The original inception members of the First Toronto Group were Colette B.R., John J., and Joey B. (aka Popeye). They were soon followed by: John A., Chrissy Y., Abe S., Victor B.M., and Bill S. Many early C.A. members came from the A.A. Delisle Group at Yonge St. & St. Clair. The Group grew quickly and other early members of C.A. came on board such as: Steve K., Jimmy G., Jimmy B. (a.k.a. Jimmy the Painter), Chris C. (Padre), Little Andy G., Rocky, Charlie L., Rick Mc., Big Len M., Greg C., Jim McK., and Jo-anne K.

The fellowship continued to grow and a second meeting started in September of 1989 – The Phoenix Group.
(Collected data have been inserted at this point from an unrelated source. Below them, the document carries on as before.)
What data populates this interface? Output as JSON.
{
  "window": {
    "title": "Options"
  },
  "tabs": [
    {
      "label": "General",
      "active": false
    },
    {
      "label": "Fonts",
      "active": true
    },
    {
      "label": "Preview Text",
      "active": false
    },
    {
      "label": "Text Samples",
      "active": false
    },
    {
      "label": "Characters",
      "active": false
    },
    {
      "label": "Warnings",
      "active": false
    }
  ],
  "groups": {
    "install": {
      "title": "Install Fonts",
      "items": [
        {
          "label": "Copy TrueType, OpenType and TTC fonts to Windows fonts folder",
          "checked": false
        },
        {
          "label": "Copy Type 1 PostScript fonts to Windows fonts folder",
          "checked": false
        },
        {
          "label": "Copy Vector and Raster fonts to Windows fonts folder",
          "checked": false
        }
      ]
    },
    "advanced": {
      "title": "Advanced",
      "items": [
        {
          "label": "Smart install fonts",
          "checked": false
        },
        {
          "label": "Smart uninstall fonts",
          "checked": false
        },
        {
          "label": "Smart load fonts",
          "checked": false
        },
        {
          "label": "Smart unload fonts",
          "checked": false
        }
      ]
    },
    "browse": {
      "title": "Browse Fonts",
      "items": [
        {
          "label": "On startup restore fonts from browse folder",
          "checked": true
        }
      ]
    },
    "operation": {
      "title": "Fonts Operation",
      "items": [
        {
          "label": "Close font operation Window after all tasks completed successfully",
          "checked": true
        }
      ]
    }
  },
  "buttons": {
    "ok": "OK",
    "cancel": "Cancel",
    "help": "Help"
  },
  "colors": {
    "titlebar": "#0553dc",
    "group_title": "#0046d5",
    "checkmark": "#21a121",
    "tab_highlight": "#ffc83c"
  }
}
On Friday’s in 1989 the Deer Park Group was started by Charlie L. Then in May (5), 1990 the Winner’s Circle started followed by the Freedom Group on May 31, 1990. By September (11) of 1990, Naturally High Park started with Tuesday and Friday evening meetings.

Today, 32 years later, Cocaine Anonymous in Southern Ontario numbers some 70 regular weekly Group meeting and has a presence in more than 20 hospitals and institutions across Ontario. Our meetings range from Windsor, Ontario to as far north as Ottawa, Collingwood, Orillia, and throughout the Greater Toronto Area.